On November 30, 2006, she requested dismissal of the TROs because the parties
finalized their divorce settlement, which included a no-contact provision. They
were divorced the following month.
A-1334-20
2
In May 2007, the State moved to modify the August 2006 order. In
support of the motion, an investigator from the Hunterdon County Prosecutor's
Office certified that while conducting her follow-up investigation after appellant
submitted the October 2006 report, she discovered the November 2006 simple
assault charge and the second TRO. Based on appellant's violations, the State
sought to modify the August 2006 order "to prevent a transfer of the weapon[]
back to" appellant. On May 17, 2007, a Family Part judge entered an order
finding appellant failed to meet the conditions of the August 2006 order and
ordered forfeiture of his shotgun and FPIC. Appellant never challenged or
appealed from that order.
In February 2019, appellant applied to the Green Brook Police Department
for a new FPIC. The application was denied because police discovered
appellant's weapon and FPIC were seized pursuant to the PDVA and not
returned.
Appellant appealed from the denial and certified to the court there was no
"real threat of physical violence" and the TROs "clearly stemmed from [his]
acrimonious relationship with [M.P.] and a bitter divorce," and noted the
A-1334-20
3
dismissal of the simple assault case for lack of prosecution. 2 Appellant's counsel
argued the May 2007 order was not controlling and the Law Division judge
could review it because it "needed to be vetted further" to determine if there was
a basis to order the weapons and FPIC forfeiture.
The Law Division judge denied the appeal in a written opinion. He
concluded that "while the [June 2006 and November 2006] incidents . . . may
not have risen to the level of domestic violence under N.J.S.A. 2C:58 -3(c)(6),[3]
N.J.S.A. 2C:58-3(c)(8) still applies. [Appellant] had his firearm seized pursuant
to the [PDVA] and his firearm and FPIC have not been returned."
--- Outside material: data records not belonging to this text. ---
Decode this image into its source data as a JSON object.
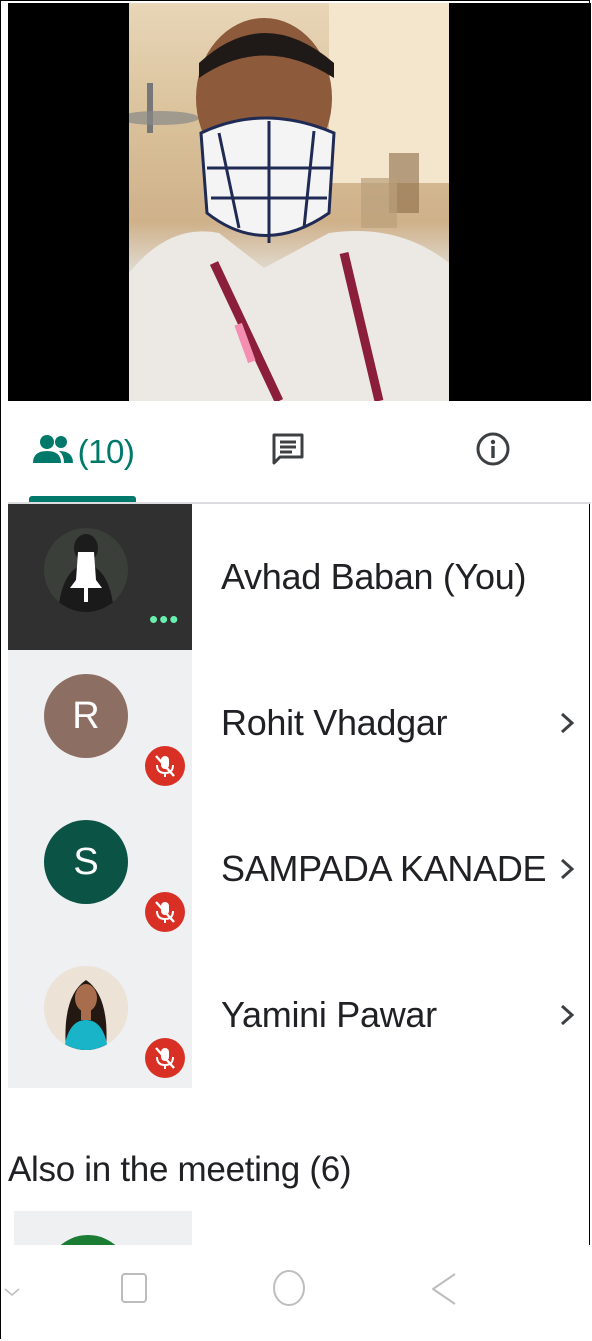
{
  "video": {
    "speaker_tile": "camera-feed"
  },
  "tabs": {
    "people_count": "(10)",
    "chat_icon": "chat-icon",
    "info_icon": "info-icon",
    "active": "people",
    "accent_color": "#00796b"
  },
  "participants": [
    {
      "name": "Avhad Baban (You)",
      "avatar": "photo",
      "status": "speaking",
      "self": true
    },
    {
      "name": "Rohit Vhadgar",
      "avatar_letter": "R",
      "avatar_color": "#8d6e63",
      "muted": true
    },
    {
      "name": "SAMPADA KANADE",
      "avatar_letter": "S",
      "avatar_color": "#0b5345",
      "muted": true
    },
    {
      "name": "Yamini Pawar",
      "avatar": "photo",
      "muted": true
    }
  ],
  "also_in_meeting": {
    "heading": "Also in the meeting (6)"
  },
  "colors": {
    "mute_badge": "#d93025",
    "speaking_dots": "#69f0ae"
  },
  "nav": {
    "buttons": [
      "collapse-icon",
      "recents-icon",
      "home-icon",
      "back-icon"
    ]
  }
}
Appellant raises the following point on appeal:
THE TRIAL COURT'S DECISION STEMMED
FROM A READING OF N.J.S.A. 2C:58-3(c)(8) THAT
FAILED TO ACCOUNT FOR ALL OF THE
RELEVANT FACTS THAT GAVE RISE TO THE
TROS, AND MUST THEREFORE BE REVERSED.
We review a trial court's legal conclusions de novo. In re N.J. Firearms
Purchaser Identification Card by Z.K., 440 N.J. Super. 394, 397 (App. Div.
2
Appellant also raised jurisdictional arguments, which are not a part of this
appeal.
3
N.J.S.A. 2C:58-3(c)(6) prohibits the return of weapons "[t]o any person who
is subject to a restraining order pursuant to the [PDVA] prohibiting the person
from possessing any firearm[.]"
A-1334-20
4
2015) (citing In re Sportsman's Rendezvous Retail Firearms Dealer's License,
374 N.J. Super. 565, 575 (App. Div. 2005)). However, "an appellate court
should accept a trial court's findings of fact that are supported by substantial
credible evidence." In re Return of Weapons to J.W.D., 149 N.J. 108, 116-17
(1997).
The PDVA's purpose is "to assure the victims of domestic violence the
maximum protection from abuse the law can provide." In re Forfeiture of Pers.
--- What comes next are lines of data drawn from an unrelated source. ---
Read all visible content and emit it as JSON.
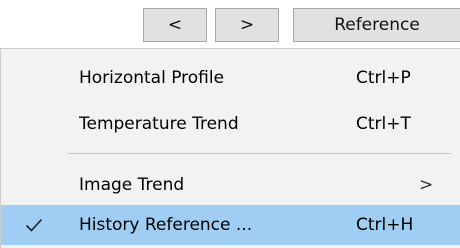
{
  "toolbar": {
    "prev_label": "<",
    "next_label": ">",
    "reference_label": "Reference"
  },
  "menu": {
    "items": [
      {
        "label": "Horizontal Profile",
        "shortcut": "Ctrl+P"
      },
      {
        "label": "Temperature Trend",
        "shortcut": "Ctrl+T"
      },
      {
        "label": "Image Trend",
        "submenu_arrow": ">"
      },
      {
        "label": "History Reference ...",
        "shortcut": "Ctrl+H",
        "checked": true,
        "highlighted": true
      }
    ],
    "check_icon": "check-icon",
    "highlight_color": "#9fcdf4",
    "background_color": "#f2f2f2"
  }
}
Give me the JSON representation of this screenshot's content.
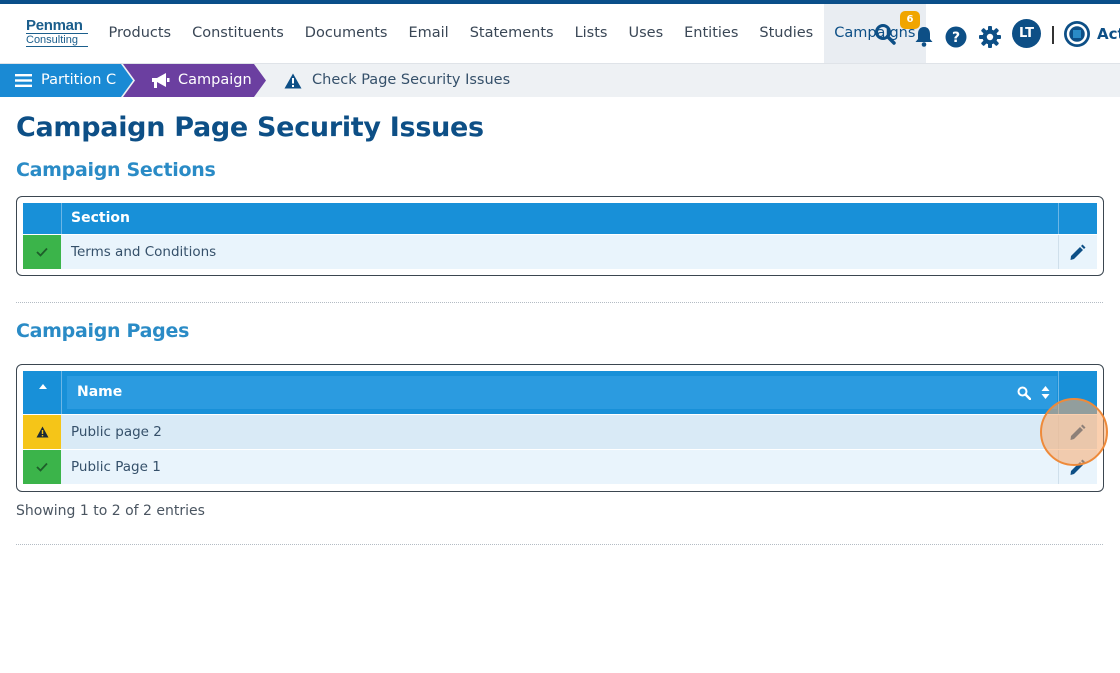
{
  "brand": {
    "logo_line1": "Penman",
    "logo_line2": "Consulting",
    "partial_label": "Act"
  },
  "nav": {
    "items": [
      {
        "label": "Products"
      },
      {
        "label": "Constituents"
      },
      {
        "label": "Documents"
      },
      {
        "label": "Email"
      },
      {
        "label": "Statements"
      },
      {
        "label": "Lists"
      },
      {
        "label": "Uses"
      },
      {
        "label": "Entities"
      },
      {
        "label": "Studies"
      },
      {
        "label": "Campaigns",
        "active": true
      }
    ],
    "notification_count": "6",
    "user_initials": "LT"
  },
  "breadcrumb": {
    "partition": "Partition C",
    "campaign": "Campaign",
    "current": "Check Page Security Issues"
  },
  "page": {
    "title": "Campaign Page Security Issues"
  },
  "sections": {
    "title": "Campaign Sections",
    "header": "Section",
    "rows": [
      {
        "status": "ok",
        "label": "Terms and Conditions"
      }
    ]
  },
  "pages": {
    "title": "Campaign Pages",
    "header": "Name",
    "rows": [
      {
        "status": "warning",
        "label": "Public page 2"
      },
      {
        "status": "ok",
        "label": "Public Page 1"
      }
    ],
    "info": "Showing 1 to 2 of 2 entries"
  },
  "colors": {
    "brand_dark": "#0d4f86",
    "header_blue": "#1890d8",
    "section_blue": "#2a8bc6",
    "ok_green": "#3bb44a",
    "warn_yellow": "#f5c518",
    "campaign_purple": "#6b3fa0",
    "partition_blue": "#1a8ad4"
  }
}
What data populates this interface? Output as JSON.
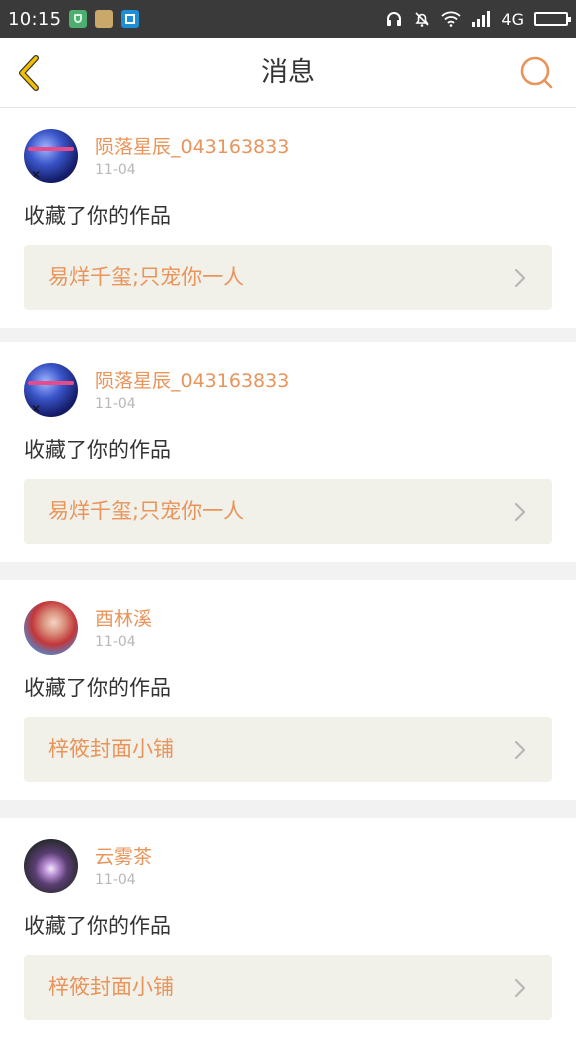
{
  "status_bar": {
    "time": "10:15",
    "network": "4G",
    "icons": [
      "app-shield-icon",
      "app-folder-icon",
      "app-scan-icon",
      "headphones-icon",
      "bell-off-icon",
      "wifi-icon",
      "signal-icon",
      "battery-icon"
    ]
  },
  "header": {
    "title": "消息",
    "back_icon": "chevron-left-icon",
    "search_icon": "search-icon"
  },
  "colors": {
    "accent": "#e8945a",
    "back_icon": "#f2c000",
    "card_link_bg": "#f1f1e9",
    "page_bg": "#f2f2f2",
    "status_bar_bg": "#3a3a3a"
  },
  "messages": [
    {
      "username": "陨落星辰_043163833",
      "date": "11-04",
      "action": "收藏了你的作品",
      "work_title": "易烊千玺;只宠你一人"
    },
    {
      "username": "陨落星辰_043163833",
      "date": "11-04",
      "action": "收藏了你的作品",
      "work_title": "易烊千玺;只宠你一人"
    },
    {
      "username": "酉林溪",
      "date": "11-04",
      "action": "收藏了你的作品",
      "work_title": "梓筱封面小铺"
    },
    {
      "username": "云雾茶",
      "date": "11-04",
      "action": "收藏了你的作品",
      "work_title": "梓筱封面小铺"
    }
  ]
}
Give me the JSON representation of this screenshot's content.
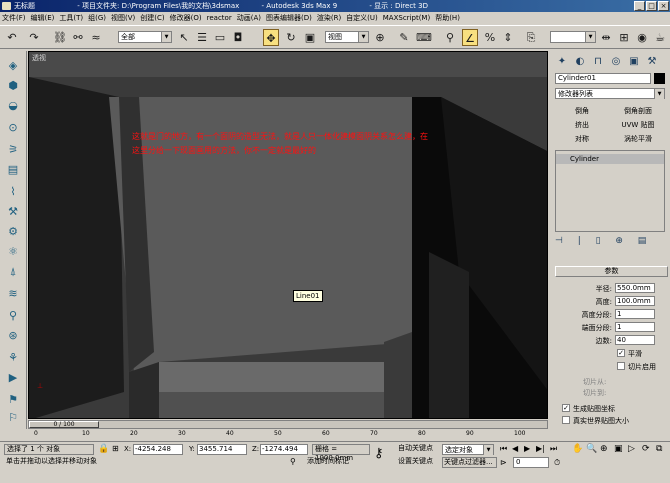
{
  "title": {
    "app": "无标题",
    "project": "- 项目文件夹: D:\\Program Files\\我的文档\\3dsmax",
    "product": "- Autodesk 3ds Max 9",
    "display": "- 显示 : Direct 3D"
  },
  "menu": [
    "文件(F)",
    "编辑(E)",
    "工具(T)",
    "组(G)",
    "视图(V)",
    "创建(C)",
    "修改器(O)",
    "reactor",
    "动画(A)",
    "图表编辑器(D)",
    "渲染(R)",
    "自定义(U)",
    "MAXScript(M)",
    "帮助(H)"
  ],
  "toolbar": {
    "filter": "全部",
    "refcoord": "视图"
  },
  "viewport": {
    "label": "透视",
    "annotation": "这就是门的地方，有一个面阴的造型无法，就是人只一体化建模面阴关系怎么建，在这里分给一下现面画用的方法，你不一定就是最好的",
    "tooltip": "Line01"
  },
  "panel": {
    "object_name": "Cylinder01",
    "modifier_list": "修改器列表",
    "buttons": [
      "倒角",
      "倒角剖面",
      "挤出",
      "UVW 贴图",
      "对称",
      "涡轮平滑"
    ],
    "stack_item": "Cylinder",
    "params_title": "参数",
    "params": [
      {
        "label": "半径:",
        "value": "550.0mm"
      },
      {
        "label": "高度:",
        "value": "100.0mm"
      },
      {
        "label": "高度分段:",
        "value": "1"
      },
      {
        "label": "端面分段:",
        "value": "1"
      },
      {
        "label": "边数:",
        "value": "40"
      }
    ],
    "smooth": "平滑",
    "slice_on": "切片启用",
    "slice_from": "切片从:",
    "slice_to": "切片到:",
    "gen_map": "生成贴图坐标",
    "real_world": "真实世界贴图大小"
  },
  "timeline": {
    "frame": "0 / 100",
    "ticks": [
      "0",
      "10",
      "20",
      "30",
      "40",
      "50",
      "60",
      "70",
      "80",
      "90",
      "100"
    ]
  },
  "status": {
    "selected": "选择了 1 个 对象",
    "hint": "单击并拖动以选择并移动对象",
    "x": "-4254.248",
    "y": "3455.714",
    "z": "-1274.494",
    "grid": "栅格 = 1000.0mm",
    "autokey": "自动关键点",
    "setkey": "设置关键点",
    "selset": "选定对象",
    "keyfilter": "关键点过滤器...",
    "addtime": "添加时间标记",
    "frame": "0"
  }
}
Weapons and Firearms Identification Card Belonging to F.M., 225 N.J. 487, 509
(2016) (quoting N.J.S.A. 2C:25-18). "Because the presence of weapons can
heighten the risk of harm in an incident of domestic violence, the [PDVA]
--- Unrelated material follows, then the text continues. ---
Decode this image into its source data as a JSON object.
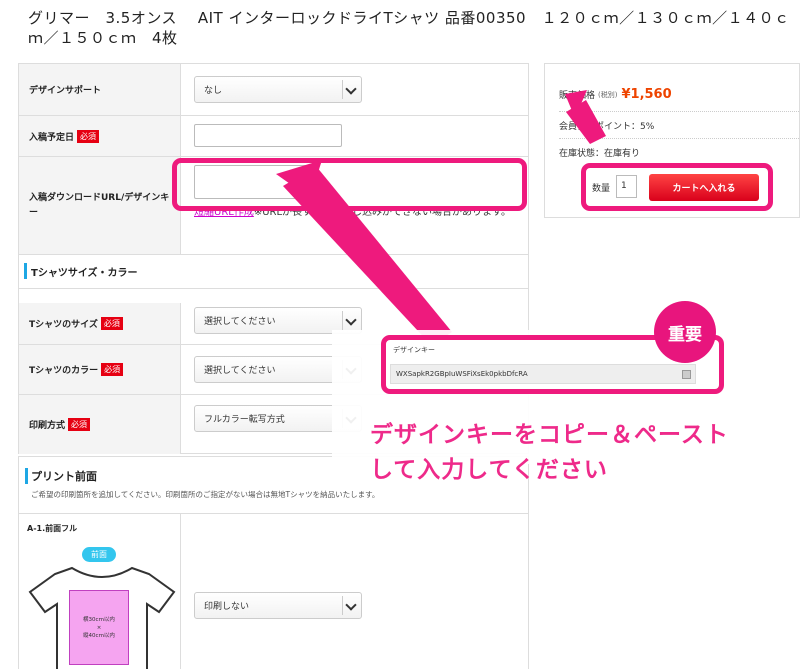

contains detailed provisions with respect to weapons." State v. Harris, 211 N.J.
566, 579 (2012).
Any "person of good character and good repute in the community" may
obtain a firearm, subject to certain statutory "disabilities[.]" N.J.S.A. 2C:58-
3(c). Accordingly, "[n]o handgun purchase permit or [FPIC] shall be issued . . .
[t]o any person whose firearm is seized pursuant to the [PDVA] and whose
firearm has not been returned[.]" N.J.S.A. 2C:58-3(c)(8).
Appellant argues the Law Division judge interpreted N.J.S.A. 2C:58-
3(c)(8) literally, as rejected by our Supreme Court in M.S. v. Millburn Police
A-1334-20
5
Department, 197 N.J. 236 (2008). He asserts the judge should have considered
the circumstances surrounding the entry of the TROs and made factual findings
using the criteria set forth in the Domestic Violence Forfeiture Statute (DVFS),
N.J.S.A. 2C:25-21(d)(3),4 to determine whether the May 2007 order seizing the
weapon and FPIC was justified. We are unpersuaded.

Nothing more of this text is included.